Sunday, April 29, 2018

LA x 5


Grief calls me a Cherryhead and candies with the same name appear at crafty. I pick one up and keep it in the side of my chair. I don’t feel well and it’s the first day I really want to go home well before wrap. I crave a bed and silence. No matter what your job is, some days you crave a bed and silence.

I pretend to give a powerpoint presentation about CJ and AP laughs and laughs. When the cast and crew applaud the guest's wrap, tears glob up in my eyes. Goodbye forever, I think. She said “Hello, Alice” whenever I walked by. I have to send out new pages. Prop up my laptop on a dresser while everyone clears out. I’m on the last shuttle back to base.

I wish Puhg were here all the time, but my lonesome has fueled activities or even rituals. I’m using makeup wipes daily and with a lateish call I adventure to cute donuts. I admire watching hard workers work hard.

Thursday is my first parking hell. I meet up with a friend of a friend for a dessert I’m trying not to eat and can’t find a spot for almost an hour. “Why are we meeting?” crosses my mind often. One reason I like LA is people are nice and seem to want to help you out. One reason I don’t like LA is people maybe only seem nice and know it’s impossible to tell who can help you out.
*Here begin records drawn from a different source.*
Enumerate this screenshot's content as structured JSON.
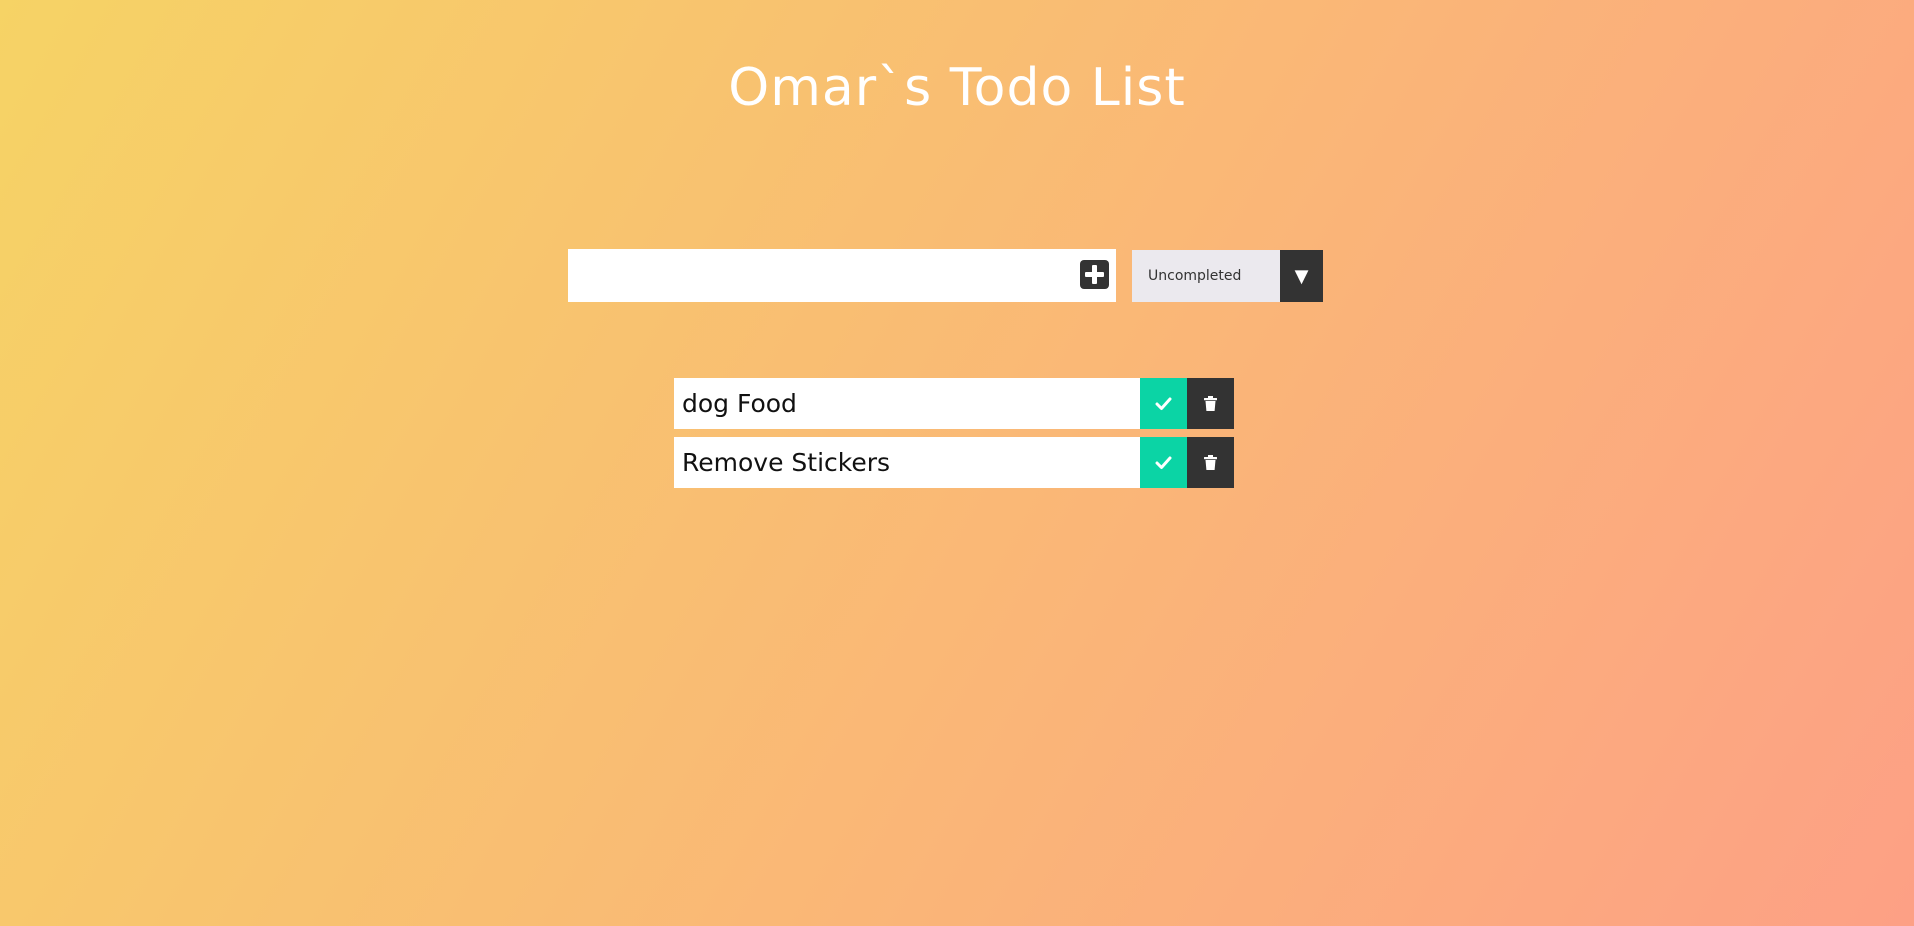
{
  "header": {
    "title": "Omar`s Todo List"
  },
  "form": {
    "input_value": "",
    "input_placeholder": "",
    "add_icon": "plus-square-icon"
  },
  "filter": {
    "selected": "Uncompleted",
    "arrow_glyph": "▼",
    "options": [
      "Uncompleted"
    ]
  },
  "todos": [
    {
      "text": "dog Food",
      "complete_icon": "check-icon",
      "delete_icon": "trash-icon"
    },
    {
      "text": "Remove Stickers",
      "complete_icon": "check-icon",
      "delete_icon": "trash-icon"
    }
  ],
  "colors": {
    "gradient_start": "#f6d365",
    "gradient_end": "#fda085",
    "complete_green": "#0bd4a5",
    "dark": "#333333"
  }
}
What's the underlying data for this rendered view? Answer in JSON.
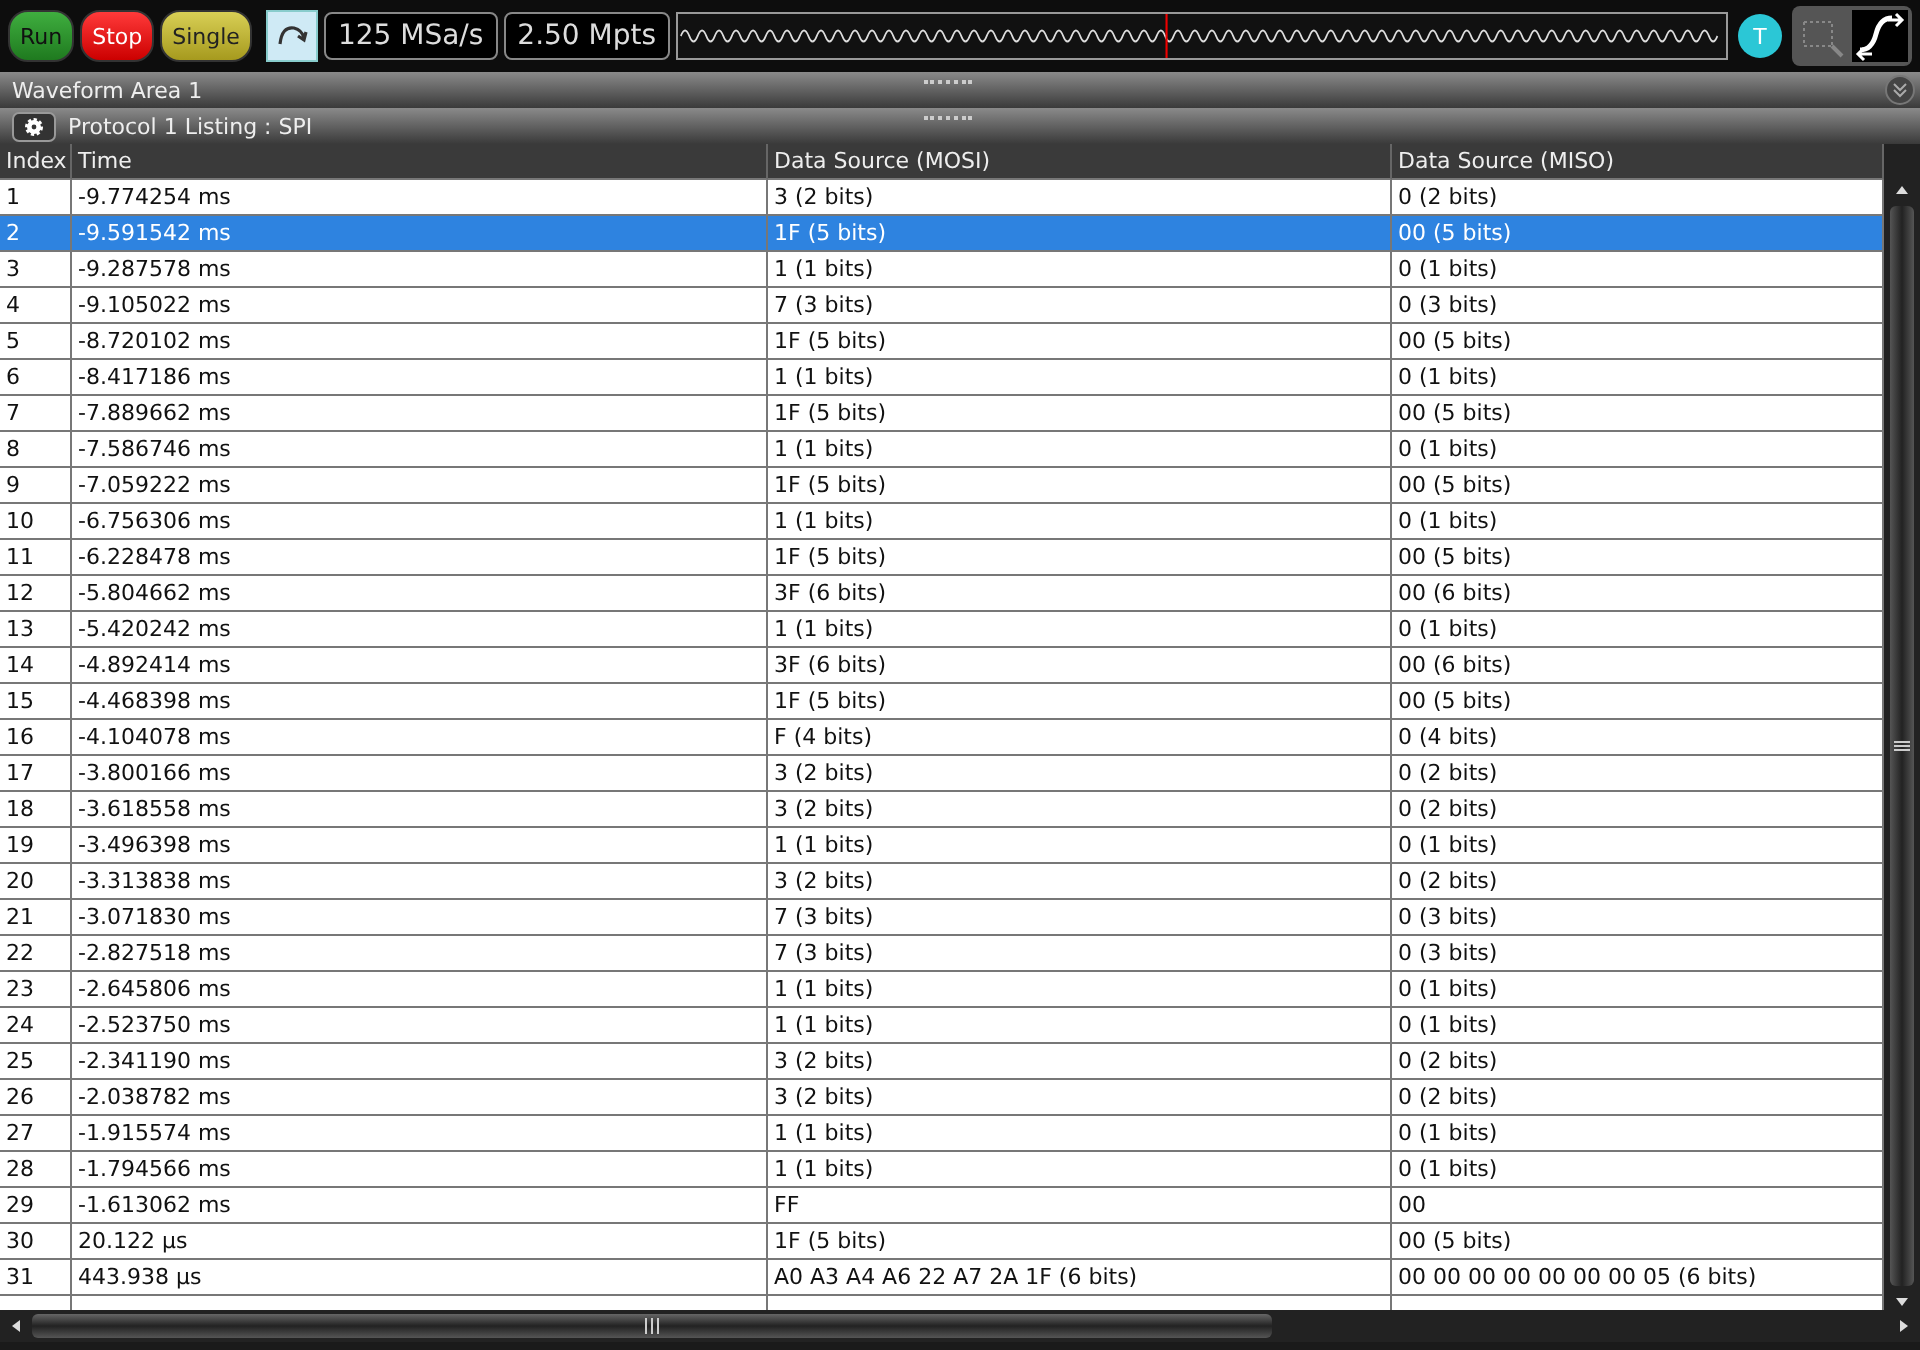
{
  "toolbar": {
    "buttons": [
      {
        "label": "Run",
        "kind": "run"
      },
      {
        "label": "Stop",
        "kind": "stop"
      },
      {
        "label": "Single",
        "kind": "single"
      }
    ],
    "sample_rate": "125 MSa/s",
    "memory_depth": "2.50 Mpts",
    "trigger_badge": "T",
    "modes": [
      {
        "kind": "zoom",
        "selected": false
      },
      {
        "kind": "waveform",
        "selected": true
      }
    ]
  },
  "waveform_area": {
    "title": "Waveform Area 1"
  },
  "listing": {
    "title": "Protocol 1 Listing : SPI",
    "columns": [
      "Index",
      "Time",
      "Data Source (MOSI)",
      "Data Source (MISO)"
    ],
    "rows": [
      {
        "cells": [
          "1",
          "-9.774254 ms",
          "3 (2 bits)",
          "0 (2 bits)"
        ],
        "selected": false
      },
      {
        "cells": [
          "2",
          "-9.591542 ms",
          "1F (5 bits)",
          "00 (5 bits)"
        ],
        "selected": true
      },
      {
        "cells": [
          "3",
          "-9.287578 ms",
          "1 (1 bits)",
          "0 (1 bits)"
        ],
        "selected": false
      },
      {
        "cells": [
          "4",
          "-9.105022 ms",
          "7 (3 bits)",
          "0 (3 bits)"
        ],
        "selected": false
      },
      {
        "cells": [
          "5",
          "-8.720102 ms",
          "1F (5 bits)",
          "00 (5 bits)"
        ],
        "selected": false
      },
      {
        "cells": [
          "6",
          "-8.417186 ms",
          "1 (1 bits)",
          "0 (1 bits)"
        ],
        "selected": false
      },
      {
        "cells": [
          "7",
          "-7.889662 ms",
          "1F (5 bits)",
          "00 (5 bits)"
        ],
        "selected": false
      },
      {
        "cells": [
          "8",
          "-7.586746 ms",
          "1 (1 bits)",
          "0 (1 bits)"
        ],
        "selected": false
      },
      {
        "cells": [
          "9",
          "-7.059222 ms",
          "1F (5 bits)",
          "00 (5 bits)"
        ],
        "selected": false
      },
      {
        "cells": [
          "10",
          "-6.756306 ms",
          "1 (1 bits)",
          "0 (1 bits)"
        ],
        "selected": false
      },
      {
        "cells": [
          "11",
          "-6.228478 ms",
          "1F (5 bits)",
          "00 (5 bits)"
        ],
        "selected": false
      },
      {
        "cells": [
          "12",
          "-5.804662 ms",
          "3F (6 bits)",
          "00 (6 bits)"
        ],
        "selected": false
      },
      {
        "cells": [
          "13",
          "-5.420242 ms",
          "1 (1 bits)",
          "0 (1 bits)"
        ],
        "selected": false
      },
      {
        "cells": [
          "14",
          "-4.892414 ms",
          "3F (6 bits)",
          "00 (6 bits)"
        ],
        "selected": false
      },
      {
        "cells": [
          "15",
          "-4.468398 ms",
          "1F (5 bits)",
          "00 (5 bits)"
        ],
        "selected": false
      },
      {
        "cells": [
          "16",
          "-4.104078 ms",
          "F (4 bits)",
          "0 (4 bits)"
        ],
        "selected": false
      },
      {
        "cells": [
          "17",
          "-3.800166 ms",
          "3 (2 bits)",
          "0 (2 bits)"
        ],
        "selected": false
      },
      {
        "cells": [
          "18",
          "-3.618558 ms",
          "3 (2 bits)",
          "0 (2 bits)"
        ],
        "selected": false
      },
      {
        "cells": [
          "19",
          "-3.496398 ms",
          "1 (1 bits)",
          "0 (1 bits)"
        ],
        "selected": false
      },
      {
        "cells": [
          "20",
          "-3.313838 ms",
          "3 (2 bits)",
          "0 (2 bits)"
        ],
        "selected": false
      },
      {
        "cells": [
          "21",
          "-3.071830 ms",
          "7 (3 bits)",
          "0 (3 bits)"
        ],
        "selected": false
      },
      {
        "cells": [
          "22",
          "-2.827518 ms",
          "7 (3 bits)",
          "0 (3 bits)"
        ],
        "selected": false
      },
      {
        "cells": [
          "23",
          "-2.645806 ms",
          "1 (1 bits)",
          "0 (1 bits)"
        ],
        "selected": false
      },
      {
        "cells": [
          "24",
          "-2.523750 ms",
          "1 (1 bits)",
          "0 (1 bits)"
        ],
        "selected": false
      },
      {
        "cells": [
          "25",
          "-2.341190 ms",
          "3 (2 bits)",
          "0 (2 bits)"
        ],
        "selected": false
      },
      {
        "cells": [
          "26",
          "-2.038782 ms",
          "3 (2 bits)",
          "0 (2 bits)"
        ],
        "selected": false
      },
      {
        "cells": [
          "27",
          "-1.915574 ms",
          "1 (1 bits)",
          "0 (1 bits)"
        ],
        "selected": false
      },
      {
        "cells": [
          "28",
          "-1.794566 ms",
          "1 (1 bits)",
          "0 (1 bits)"
        ],
        "selected": false
      },
      {
        "cells": [
          "29",
          "-1.613062 ms",
          "FF",
          "00"
        ],
        "selected": false
      },
      {
        "cells": [
          "30",
          "20.122 µs",
          "1F (5 bits)",
          "00 (5 bits)"
        ],
        "selected": false
      },
      {
        "cells": [
          "31",
          "443.938 µs",
          "A0 A3 A4 A6 22 A7 2A 1F (6 bits)",
          "00 00 00 00 00 00 00 05 (6 bits)"
        ],
        "selected": false
      }
    ]
  }
}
A quick bunny day with two shots. I transcribe, which is a sensible and hilarious task. I’m taking down all these Hellen Keller jokes AG keeps riffing. There is a formal meeting. I sit in and note note, then we revise in AP’s trailer, then I find a Starbucks to get wifi to send out. I get this idea that I need to see I Feel Pretty very badly and pre-order tickets. I mismanage my time picking out a CVS candy and have to run through the mall to make the flick. I get a popcorn just in time. I truly enjoy the film, curling up in a row alone, watching the credits and understanding all the titles. I feel anxious about my own projects. I talk to Puhg in the parking garage before Yosh and I go to a birthday thing. After an hour we do the meet new people thing. I am a proud thing.

After SoulCycle, having trouble moving. My shoulders/heart heaved. A brunch invite finally kicks me out. Fluffy pancakes with Dal & co. We walk into an occult-y shop and I explain I love candles but never buy them because it seems like such a weird thing to spend money on. I stand in the light on the sidewalk. He comes with a small black bag—a candle for me inside. Sometimes the work behind relationships is evident. It’s been something we built, but he feels dropped into my life, or vice versa, in an intentional way. I am forever grateful. I get texts about script revisions. Gotta jet and find a Starbucks. A former castmate is there too? Unreal. I am surrounded by people typety typing screenplays, and I am legit revising TF’s lines. Yosh and his stoned gf take me to the home of veganaise. It’s a sleepy little hang in sweats like we’re old old pals, which we are, which is nice.

Frank and I have to wait an hour for brunch, but it’s so worth it. We have ten years of catching up. Real juicy, crushing, theorizing, can’t believing catching up. Buckwheat pancakes. I don’t want it to end. On a weird patio a Hollywood couple buys me salad. They are so here. Every person I meet has a helpful story. Awkward amount of time, so I walk to Hollywood Walk of Fame, that trash pile, in order to get earrings. Dal’s show is so entertaining. I am beaming watching him do his thing while fans geek out. My roommate ghost is home, and we unexpectedly talk an hour when I mean to fall right to sleep.